Di Kabupaten Banyuwangi ada dua desa di dua kecamatan yang bertetangga dengan nama Lemahbang, yakni Lemahbang Dewo berada di Kecamatan Rogojampi, serta Desa Lemahbang Kulon, Kecamatan Singojuruh. Hal ini sangat menarik untuk diteliti dengan mengingat di Tanah Jawa ini ada banyak nama desa dengan nama Lemahbang atau Lemah Abang yang dalam bahasa Indonesia berarti ’Tanah Merah’. apakah nama-nama tersebut berkaitan berdasarkan sejarahnya, ataukah berdiri sendiri.

Hampir semua Desa Lemahbang atau Lemah Abang tersebut menurut cerita yang diperoleh secara turun-temurun merupakan sebuah wilayah yang dirintis oleh Syekh Siti Jenar, baik oleh dirinya sendiri maupun oleh para cantrik (santrinya) yang menetap di wilayah tersebut. Jika melihat banyaknya nama wilayah dengan nama yang sama, yakni Lemahbang atau Lemah Abang yang dikaitkan dengan Syekh Siti Jenar, maka dapat diambil kesimpulan bahwa perjalanan Syekh Siti Jenar telah hampir meliputi seluruh Pulau Jawa, karena nama Lemahbang atau Lemah Abang dapat ditemui mulai Cirebon sampai Banyuwangi.

Di Desa Lemahbang Kulon ada petilasan yang diyakini sebagai petilasan Syekh Siti Jenar yang selalu didatangi para peziarah dengan berbagai kepentingan. Masyarakat setempat meyakini bahwa nama desa tersebut terkait erat dengan Syekh Siti Jenar yang diyakini pernah mendiami tempat tersebut. Hal ini dibuktikan dengan beberapa makam kuno yang diyakini sebagai makam murid murid Syekh Siti Jenar atau tokoh yang berpengaruh yang ada kaitannya dengan Syeh Siti Jenar.

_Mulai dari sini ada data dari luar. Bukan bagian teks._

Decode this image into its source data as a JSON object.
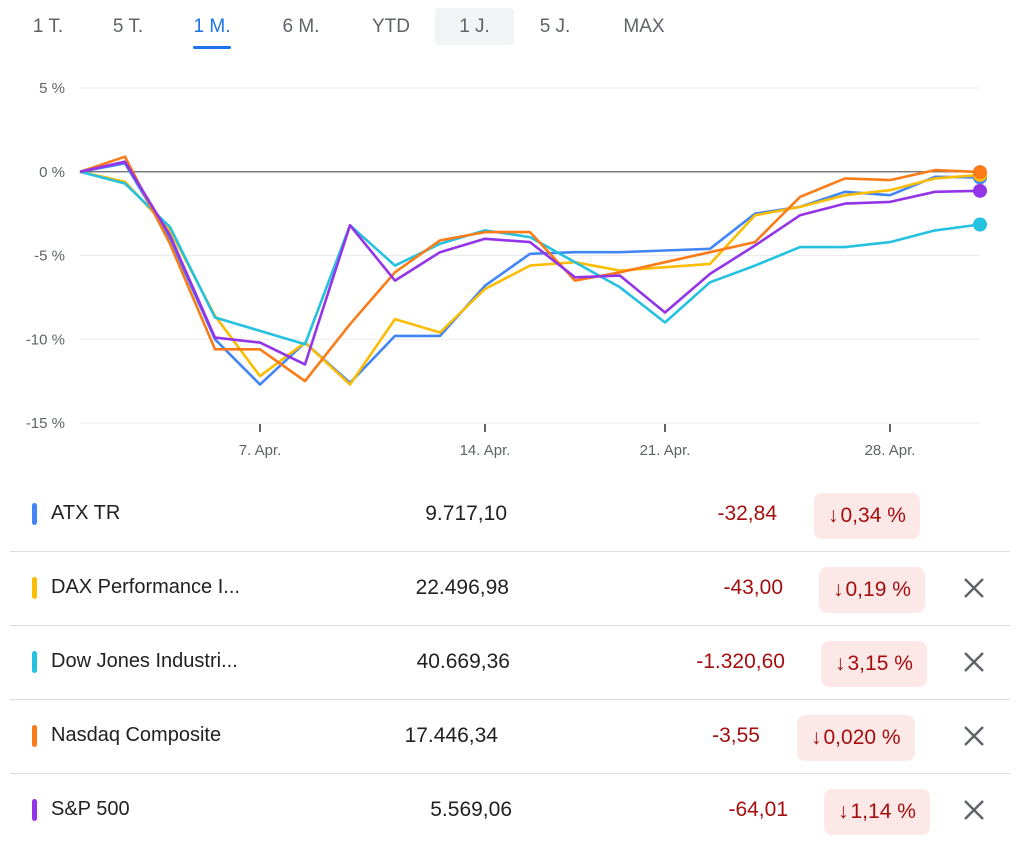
{
  "tabs": [
    "1 T.",
    "5 T.",
    "1 M.",
    "6 M.",
    "YTD",
    "1 J.",
    "5 J.",
    "MAX"
  ],
  "active_tab": "1 M.",
  "hover_tab": "1 J.",
  "chart_data": {
    "type": "line",
    "title": "",
    "xlabel": "",
    "ylabel": "",
    "y_ticks": [
      "5 %",
      "0 %",
      "-5 %",
      "-10 %",
      "-15 %"
    ],
    "y_tick_values": [
      5,
      0,
      -5,
      -10,
      -15
    ],
    "x_ticks": [
      "7. Apr.",
      "14. Apr.",
      "21. Apr.",
      "28. Apr."
    ],
    "x_tick_index": [
      4,
      9,
      13,
      18
    ],
    "ylim": [
      -15,
      5
    ],
    "n_points": 21,
    "zero_line": true,
    "series": [
      {
        "name": "ATX TR",
        "color": "#4285f4",
        "values": [
          0,
          0.5,
          -4,
          -10,
          -12.7,
          -10.2,
          -12.6,
          -9.8,
          -9.8,
          -6.8,
          -4.9,
          -4.8,
          -4.8,
          -4.7,
          -4.6,
          -2.5,
          -2.1,
          -1.2,
          -1.4,
          -0.3,
          -0.34
        ]
      },
      {
        "name": "DAX Performance I...",
        "color": "#fbbc04",
        "values": [
          0,
          -0.6,
          -3.5,
          -8.6,
          -12.2,
          -10.2,
          -12.7,
          -8.8,
          -9.6,
          -7.0,
          -5.6,
          -5.4,
          -5.9,
          -5.7,
          -5.5,
          -2.6,
          -2.1,
          -1.4,
          -1.1,
          -0.4,
          -0.19
        ]
      },
      {
        "name": "Dow Jones Industri...",
        "color": "#24c1e0",
        "values": [
          0,
          -0.7,
          -3.3,
          -8.7,
          -9.5,
          -10.3,
          -3.2,
          -5.6,
          -4.3,
          -3.5,
          -3.9,
          -5.4,
          -6.9,
          -9.0,
          -6.6,
          -5.6,
          -4.5,
          -4.5,
          -4.2,
          -3.5,
          -3.15
        ]
      },
      {
        "name": "Nasdaq Composite",
        "color": "#fa7b17",
        "values": [
          0,
          0.9,
          -4.3,
          -10.6,
          -10.6,
          -12.5,
          -9.1,
          -6.0,
          -4.1,
          -3.6,
          -3.6,
          -6.5,
          -6.0,
          -5.4,
          -4.8,
          -4.2,
          -1.5,
          -0.4,
          -0.5,
          0.1,
          -0.02
        ]
      },
      {
        "name": "S&P 500",
        "color": "#9334e6",
        "values": [
          0,
          0.6,
          -3.8,
          -9.9,
          -10.2,
          -11.5,
          -3.2,
          -6.5,
          -4.8,
          -4.0,
          -4.2,
          -6.3,
          -6.2,
          -8.4,
          -6.1,
          -4.4,
          -2.6,
          -1.9,
          -1.8,
          -1.2,
          -1.14
        ]
      }
    ]
  },
  "rows": [
    {
      "color": "#4285f4",
      "name": "ATX TR",
      "value": "9.717,10",
      "change": "-32,84",
      "arrow": "↓",
      "pct": "0,34 %",
      "removable": false
    },
    {
      "color": "#fbbc04",
      "name": "DAX Performance I...",
      "value": "22.496,98",
      "change": "-43,00",
      "arrow": "↓",
      "pct": "0,19 %",
      "removable": true
    },
    {
      "color": "#24c1e0",
      "name": "Dow Jones Industri...",
      "value": "40.669,36",
      "change": "-1.320,60",
      "arrow": "↓",
      "pct": "3,15 %",
      "removable": true
    },
    {
      "color": "#fa7b17",
      "name": "Nasdaq Composite",
      "value": "17.446,34",
      "change": "-3,55",
      "arrow": "↓",
      "pct": "0,020 %",
      "removable": true
    },
    {
      "color": "#9334e6",
      "name": "S&P 500",
      "value": "5.569,06",
      "change": "-64,01",
      "arrow": "↓",
      "pct": "1,14 %",
      "removable": true
    }
  ],
  "icons": {
    "remove": "close-icon",
    "down": "arrow-down-icon"
  }
}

Penamaan Desa Lemahbang Kulon ini tidak lepas dari foklor yang hidup pada masyarakat tersebut. Petilasan yang dikenal dengan nama Lastono tersebut diyakini banyak menyimpan misteri gaib. Karenanya setiap malam selalu ramai dikunjungi orang yang salah satu tujuannya berkaitan dengan mistis dan barang gaib.

Lelaku Syekh Siti Jenar sampai di Bumi Blambangan ini membuktikan bahwa sejak zaman dahulu Banyuwangi merupakan tempat yang menarik untuk di kunjungi, meskipun saya yakin Syekh Siti Jenar datang ke sini bukan untuk berwisata. Lelaku Syekh Siti Jenar tersebut diyakini masyarakat setempat bukan untuk khusus menyebarkan agama Islam, melainkan untuk bertapa dan menenangkan diri. Hal ini dapat difahami dengan mengingat sampai saat ini masih banyak orang-orang dari wilayah Mataraman dan Jawa Tengah yang menenangkan diri (bertapa) di beberapa tempat di hutan-hutan di Bumi Blambangan.


Terlepas dari kebenaran cerita tersebut, hal ini membuktikan bahwa Bumi Blambangan yang terletak di ujung Pulau Jawa Ini menyimpan banyak sejarah dan misteri yang perlu diteliti dengan lebih sungguh sungguh. Kedatangan Syekh Siti Jenar dan beberapa ulama besar pada zamannya hingga lahirnya Sunan Giri dari ibundanya, Dewi Sekar Dadu yang merupakan putri dari Raja Blambangan saat itu, menunjukkan bahwa beberapa agama teah hidup rukun di wilayah ini sejak ratusan tahun yang lalu.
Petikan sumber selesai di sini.